“Is Morgan no help to you? he’s something young about the house.”

“I don’t speak to him much, he’s always in his books. I wish you lived in the house, Mr. Calthorpe.”

“I wish I did, Nan.” But on the whole, he thought, he was glad he didn’t.

IV

Morgan, whom Nan represented as being always in his books, was by inclination a scientist, but for the moment, until he had the means to devote himself to his profession, he managed that branch of the factory concerned with scents and powders.

He worked among shining alembics and great-bellied bottles of dark green glass, standing round his room in rows.

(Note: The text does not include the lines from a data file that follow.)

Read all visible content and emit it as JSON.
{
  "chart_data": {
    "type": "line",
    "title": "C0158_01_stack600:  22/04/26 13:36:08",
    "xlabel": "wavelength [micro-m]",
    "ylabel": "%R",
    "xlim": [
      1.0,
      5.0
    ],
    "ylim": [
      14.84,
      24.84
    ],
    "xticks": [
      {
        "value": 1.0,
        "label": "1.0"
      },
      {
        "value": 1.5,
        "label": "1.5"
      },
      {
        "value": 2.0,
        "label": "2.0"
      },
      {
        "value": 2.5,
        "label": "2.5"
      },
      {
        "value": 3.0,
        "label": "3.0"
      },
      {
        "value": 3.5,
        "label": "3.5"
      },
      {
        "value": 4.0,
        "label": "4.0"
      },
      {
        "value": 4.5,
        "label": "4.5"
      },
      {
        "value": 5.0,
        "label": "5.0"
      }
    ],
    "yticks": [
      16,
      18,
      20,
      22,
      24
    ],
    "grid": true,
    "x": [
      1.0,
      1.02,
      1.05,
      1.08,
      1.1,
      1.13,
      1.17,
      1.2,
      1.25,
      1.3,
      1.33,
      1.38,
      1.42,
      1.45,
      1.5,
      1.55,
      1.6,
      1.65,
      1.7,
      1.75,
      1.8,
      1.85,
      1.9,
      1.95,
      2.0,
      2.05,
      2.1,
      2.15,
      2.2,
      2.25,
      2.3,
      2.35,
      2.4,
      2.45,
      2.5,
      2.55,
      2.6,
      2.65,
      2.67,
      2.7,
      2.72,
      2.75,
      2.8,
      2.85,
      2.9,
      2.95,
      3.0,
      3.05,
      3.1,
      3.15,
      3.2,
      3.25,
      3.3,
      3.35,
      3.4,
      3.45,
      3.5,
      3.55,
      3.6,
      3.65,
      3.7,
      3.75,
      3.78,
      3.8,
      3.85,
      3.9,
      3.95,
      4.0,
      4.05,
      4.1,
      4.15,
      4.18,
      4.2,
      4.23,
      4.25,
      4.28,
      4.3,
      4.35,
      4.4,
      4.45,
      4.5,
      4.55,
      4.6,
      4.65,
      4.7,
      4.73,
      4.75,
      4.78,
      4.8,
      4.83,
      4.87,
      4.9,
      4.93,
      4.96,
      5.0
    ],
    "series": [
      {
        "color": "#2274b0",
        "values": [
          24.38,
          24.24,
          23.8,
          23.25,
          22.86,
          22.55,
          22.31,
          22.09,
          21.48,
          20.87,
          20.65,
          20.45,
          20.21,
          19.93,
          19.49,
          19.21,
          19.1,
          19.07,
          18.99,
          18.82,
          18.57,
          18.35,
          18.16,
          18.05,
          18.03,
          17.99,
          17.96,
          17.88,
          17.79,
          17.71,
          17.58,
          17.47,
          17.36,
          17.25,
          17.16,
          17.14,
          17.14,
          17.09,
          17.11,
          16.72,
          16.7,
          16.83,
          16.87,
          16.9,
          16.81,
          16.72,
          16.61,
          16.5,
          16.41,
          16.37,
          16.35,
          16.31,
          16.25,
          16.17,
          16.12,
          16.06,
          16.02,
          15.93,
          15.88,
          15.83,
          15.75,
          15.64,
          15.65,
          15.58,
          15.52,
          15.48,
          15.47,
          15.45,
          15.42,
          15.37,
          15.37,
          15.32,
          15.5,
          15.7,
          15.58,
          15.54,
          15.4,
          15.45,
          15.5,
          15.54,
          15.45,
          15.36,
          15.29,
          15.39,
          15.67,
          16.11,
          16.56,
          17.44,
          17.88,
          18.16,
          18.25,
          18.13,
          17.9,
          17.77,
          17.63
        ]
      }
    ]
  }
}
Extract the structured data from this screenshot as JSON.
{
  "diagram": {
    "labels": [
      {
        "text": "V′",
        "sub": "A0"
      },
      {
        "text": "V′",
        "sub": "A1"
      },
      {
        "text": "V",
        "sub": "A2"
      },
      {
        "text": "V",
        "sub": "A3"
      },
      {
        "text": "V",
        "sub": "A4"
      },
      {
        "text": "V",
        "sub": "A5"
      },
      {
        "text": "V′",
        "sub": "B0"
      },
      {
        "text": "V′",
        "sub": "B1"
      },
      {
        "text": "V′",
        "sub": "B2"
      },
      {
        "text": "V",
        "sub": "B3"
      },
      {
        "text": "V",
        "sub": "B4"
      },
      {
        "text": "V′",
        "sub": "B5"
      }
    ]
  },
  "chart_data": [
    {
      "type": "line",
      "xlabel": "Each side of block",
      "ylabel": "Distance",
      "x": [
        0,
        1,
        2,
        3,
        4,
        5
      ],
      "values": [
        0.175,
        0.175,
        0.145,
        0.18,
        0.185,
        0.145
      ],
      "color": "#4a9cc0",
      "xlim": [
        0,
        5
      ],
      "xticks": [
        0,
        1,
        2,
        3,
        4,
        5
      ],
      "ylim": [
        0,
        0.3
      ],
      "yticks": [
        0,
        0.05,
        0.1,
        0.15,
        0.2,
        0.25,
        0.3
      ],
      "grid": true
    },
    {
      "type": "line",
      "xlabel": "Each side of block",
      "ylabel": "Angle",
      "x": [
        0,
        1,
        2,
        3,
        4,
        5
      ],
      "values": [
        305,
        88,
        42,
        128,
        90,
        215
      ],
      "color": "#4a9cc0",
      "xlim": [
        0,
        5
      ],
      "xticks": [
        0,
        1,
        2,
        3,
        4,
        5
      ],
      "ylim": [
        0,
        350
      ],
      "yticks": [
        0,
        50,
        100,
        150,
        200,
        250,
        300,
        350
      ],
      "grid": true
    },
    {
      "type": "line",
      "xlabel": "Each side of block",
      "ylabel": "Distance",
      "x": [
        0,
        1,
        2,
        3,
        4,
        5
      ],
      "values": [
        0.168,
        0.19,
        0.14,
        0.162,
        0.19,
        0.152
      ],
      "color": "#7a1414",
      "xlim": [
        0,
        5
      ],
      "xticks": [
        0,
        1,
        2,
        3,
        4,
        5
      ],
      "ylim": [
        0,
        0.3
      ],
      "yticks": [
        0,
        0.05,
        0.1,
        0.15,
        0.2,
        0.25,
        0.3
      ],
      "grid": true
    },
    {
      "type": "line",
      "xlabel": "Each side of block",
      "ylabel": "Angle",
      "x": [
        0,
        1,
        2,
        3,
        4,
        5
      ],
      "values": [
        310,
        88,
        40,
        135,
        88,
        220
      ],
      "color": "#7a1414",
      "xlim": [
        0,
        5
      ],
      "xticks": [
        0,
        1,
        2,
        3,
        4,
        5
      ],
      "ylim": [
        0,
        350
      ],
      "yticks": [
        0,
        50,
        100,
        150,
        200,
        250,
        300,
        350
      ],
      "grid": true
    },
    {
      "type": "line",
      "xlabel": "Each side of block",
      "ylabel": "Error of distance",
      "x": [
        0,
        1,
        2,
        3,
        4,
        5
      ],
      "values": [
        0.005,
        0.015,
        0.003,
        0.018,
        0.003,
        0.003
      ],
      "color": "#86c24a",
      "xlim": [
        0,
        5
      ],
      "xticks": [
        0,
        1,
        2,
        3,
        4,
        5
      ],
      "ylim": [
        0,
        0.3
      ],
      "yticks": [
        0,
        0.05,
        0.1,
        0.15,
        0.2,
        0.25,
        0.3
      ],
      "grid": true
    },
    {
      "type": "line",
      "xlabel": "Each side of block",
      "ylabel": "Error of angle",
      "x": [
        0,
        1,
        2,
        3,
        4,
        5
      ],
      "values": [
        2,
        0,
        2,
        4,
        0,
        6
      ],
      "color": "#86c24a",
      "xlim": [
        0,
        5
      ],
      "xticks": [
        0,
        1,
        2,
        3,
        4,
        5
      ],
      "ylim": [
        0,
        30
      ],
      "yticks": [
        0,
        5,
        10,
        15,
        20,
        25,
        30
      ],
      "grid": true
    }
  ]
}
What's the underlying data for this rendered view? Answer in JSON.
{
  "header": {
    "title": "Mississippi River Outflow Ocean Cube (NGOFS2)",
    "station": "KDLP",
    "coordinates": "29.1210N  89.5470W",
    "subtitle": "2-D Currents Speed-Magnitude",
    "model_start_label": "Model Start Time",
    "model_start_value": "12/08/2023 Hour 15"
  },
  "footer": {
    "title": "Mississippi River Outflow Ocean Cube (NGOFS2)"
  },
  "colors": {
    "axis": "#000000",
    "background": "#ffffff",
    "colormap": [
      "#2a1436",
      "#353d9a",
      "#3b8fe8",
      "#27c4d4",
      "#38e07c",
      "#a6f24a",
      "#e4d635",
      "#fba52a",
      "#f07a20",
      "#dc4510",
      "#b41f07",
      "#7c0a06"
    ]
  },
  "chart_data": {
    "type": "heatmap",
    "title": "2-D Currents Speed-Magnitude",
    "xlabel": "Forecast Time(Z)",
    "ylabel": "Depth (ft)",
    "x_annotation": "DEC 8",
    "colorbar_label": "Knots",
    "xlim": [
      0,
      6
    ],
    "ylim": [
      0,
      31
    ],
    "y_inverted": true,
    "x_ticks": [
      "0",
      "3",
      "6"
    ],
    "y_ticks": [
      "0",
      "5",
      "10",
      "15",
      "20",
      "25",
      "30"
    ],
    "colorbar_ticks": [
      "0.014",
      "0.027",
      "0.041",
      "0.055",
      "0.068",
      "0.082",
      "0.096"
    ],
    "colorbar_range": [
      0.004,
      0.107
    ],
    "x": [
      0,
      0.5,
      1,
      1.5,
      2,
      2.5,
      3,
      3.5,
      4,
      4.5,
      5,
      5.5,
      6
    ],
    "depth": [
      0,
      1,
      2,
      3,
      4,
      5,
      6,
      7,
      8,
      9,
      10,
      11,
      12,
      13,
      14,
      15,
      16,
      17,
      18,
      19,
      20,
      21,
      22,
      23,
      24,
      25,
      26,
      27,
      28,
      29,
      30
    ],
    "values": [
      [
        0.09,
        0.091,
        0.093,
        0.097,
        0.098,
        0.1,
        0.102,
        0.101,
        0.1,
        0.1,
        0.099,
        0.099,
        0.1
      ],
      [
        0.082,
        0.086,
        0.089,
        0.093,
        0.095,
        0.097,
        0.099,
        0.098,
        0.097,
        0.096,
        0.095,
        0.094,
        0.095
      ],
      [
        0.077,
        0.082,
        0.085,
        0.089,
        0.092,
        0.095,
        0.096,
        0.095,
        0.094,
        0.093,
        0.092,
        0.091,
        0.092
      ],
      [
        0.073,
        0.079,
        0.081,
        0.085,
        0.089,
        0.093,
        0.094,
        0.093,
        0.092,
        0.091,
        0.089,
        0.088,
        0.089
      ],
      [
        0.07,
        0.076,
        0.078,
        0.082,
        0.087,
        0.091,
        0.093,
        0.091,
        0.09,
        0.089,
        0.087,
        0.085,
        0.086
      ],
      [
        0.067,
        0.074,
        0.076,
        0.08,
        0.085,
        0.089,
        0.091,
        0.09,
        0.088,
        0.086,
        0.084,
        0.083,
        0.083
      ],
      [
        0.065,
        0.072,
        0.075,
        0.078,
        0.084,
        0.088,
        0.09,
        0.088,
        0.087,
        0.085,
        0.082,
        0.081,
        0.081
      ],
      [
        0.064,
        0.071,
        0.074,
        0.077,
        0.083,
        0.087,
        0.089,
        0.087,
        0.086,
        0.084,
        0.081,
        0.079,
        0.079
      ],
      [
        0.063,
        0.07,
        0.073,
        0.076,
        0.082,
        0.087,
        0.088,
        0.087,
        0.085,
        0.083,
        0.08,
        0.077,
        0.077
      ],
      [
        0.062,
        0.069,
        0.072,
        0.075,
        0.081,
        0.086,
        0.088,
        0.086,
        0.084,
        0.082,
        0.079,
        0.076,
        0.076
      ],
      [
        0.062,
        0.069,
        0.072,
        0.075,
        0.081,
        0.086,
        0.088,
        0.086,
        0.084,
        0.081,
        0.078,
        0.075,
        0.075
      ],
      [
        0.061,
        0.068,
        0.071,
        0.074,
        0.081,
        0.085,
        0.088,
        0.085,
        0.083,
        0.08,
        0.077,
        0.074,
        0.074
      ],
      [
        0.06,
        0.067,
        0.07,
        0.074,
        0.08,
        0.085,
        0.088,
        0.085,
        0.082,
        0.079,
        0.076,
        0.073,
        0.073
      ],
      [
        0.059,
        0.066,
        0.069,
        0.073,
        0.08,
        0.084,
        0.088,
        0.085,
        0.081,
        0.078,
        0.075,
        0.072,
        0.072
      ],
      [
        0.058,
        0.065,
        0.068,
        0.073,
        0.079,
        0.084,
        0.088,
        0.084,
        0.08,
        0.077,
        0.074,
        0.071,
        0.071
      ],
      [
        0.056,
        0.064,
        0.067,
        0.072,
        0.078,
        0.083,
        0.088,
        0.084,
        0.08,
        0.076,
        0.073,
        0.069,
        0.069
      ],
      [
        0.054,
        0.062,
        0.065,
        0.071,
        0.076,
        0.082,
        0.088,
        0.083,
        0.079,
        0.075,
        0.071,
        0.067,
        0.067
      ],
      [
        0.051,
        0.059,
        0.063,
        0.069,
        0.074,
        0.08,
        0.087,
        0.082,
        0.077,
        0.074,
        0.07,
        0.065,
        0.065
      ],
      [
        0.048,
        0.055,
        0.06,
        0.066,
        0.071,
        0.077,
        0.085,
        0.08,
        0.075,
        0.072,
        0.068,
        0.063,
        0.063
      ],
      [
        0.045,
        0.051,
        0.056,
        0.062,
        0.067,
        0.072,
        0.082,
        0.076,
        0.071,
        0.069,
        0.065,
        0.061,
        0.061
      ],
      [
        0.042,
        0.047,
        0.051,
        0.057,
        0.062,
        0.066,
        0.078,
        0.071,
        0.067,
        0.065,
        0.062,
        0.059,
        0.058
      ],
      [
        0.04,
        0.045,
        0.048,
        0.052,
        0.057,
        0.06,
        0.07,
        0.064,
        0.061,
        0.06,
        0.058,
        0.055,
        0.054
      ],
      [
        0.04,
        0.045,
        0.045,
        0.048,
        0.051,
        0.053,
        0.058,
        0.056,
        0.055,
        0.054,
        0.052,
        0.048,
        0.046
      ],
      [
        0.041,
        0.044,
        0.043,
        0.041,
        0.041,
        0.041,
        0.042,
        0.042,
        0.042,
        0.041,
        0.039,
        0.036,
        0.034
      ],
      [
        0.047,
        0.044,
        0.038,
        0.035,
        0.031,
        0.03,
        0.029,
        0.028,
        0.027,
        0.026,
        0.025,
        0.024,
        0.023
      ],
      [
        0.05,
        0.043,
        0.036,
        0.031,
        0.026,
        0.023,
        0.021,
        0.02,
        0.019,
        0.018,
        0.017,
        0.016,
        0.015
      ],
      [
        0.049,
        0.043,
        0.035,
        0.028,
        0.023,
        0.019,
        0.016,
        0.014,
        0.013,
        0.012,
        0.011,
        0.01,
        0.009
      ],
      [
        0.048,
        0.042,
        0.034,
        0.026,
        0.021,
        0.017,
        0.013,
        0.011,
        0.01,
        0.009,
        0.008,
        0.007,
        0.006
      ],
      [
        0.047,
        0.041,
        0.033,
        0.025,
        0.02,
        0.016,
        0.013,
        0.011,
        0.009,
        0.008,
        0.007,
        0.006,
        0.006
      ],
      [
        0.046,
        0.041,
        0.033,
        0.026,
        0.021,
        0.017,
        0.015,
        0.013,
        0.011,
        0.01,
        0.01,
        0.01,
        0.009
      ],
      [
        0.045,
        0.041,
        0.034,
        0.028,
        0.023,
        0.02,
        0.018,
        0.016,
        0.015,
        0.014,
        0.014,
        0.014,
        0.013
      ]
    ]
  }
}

The latticed window was hung with cobwebs. The table was littered with bottles, saucepans, test-tubes, and little flames burning. Of all things in the room, the alembics alone were kept clean, gleaming bright brass globes, pair by pair, connected by twisting pipes, and ever dripping the distilled, overpowering scent into dishes put ready to receive it. They shone out from the disorder of the room. Canisters ranged round the walls on shelves: benzoin, civet, frankincense, ambergris,—the names on the labels smouldered as a group of Asiatics among ordinary people.

Nan was sent up with a message to him in this room.

She appeared in the doorway, continuing to knock as she pushed open the door, in the bright blue overall she wore when at her work. She was smiling shyly, as though she expected a welcome. But he did not immediately see her. He was bending with great absorption over a little pair of scales, weighing a quantity of grains, and when he had done this he poured the grains very carefully into a kind of box, which he set above a small lamp to heat. Then as he wiped his hands on a piece of linen, he caught sight of her.

“Mrs. Dene! What brings you here? what bit of luck? What extraordinary bit of luck?”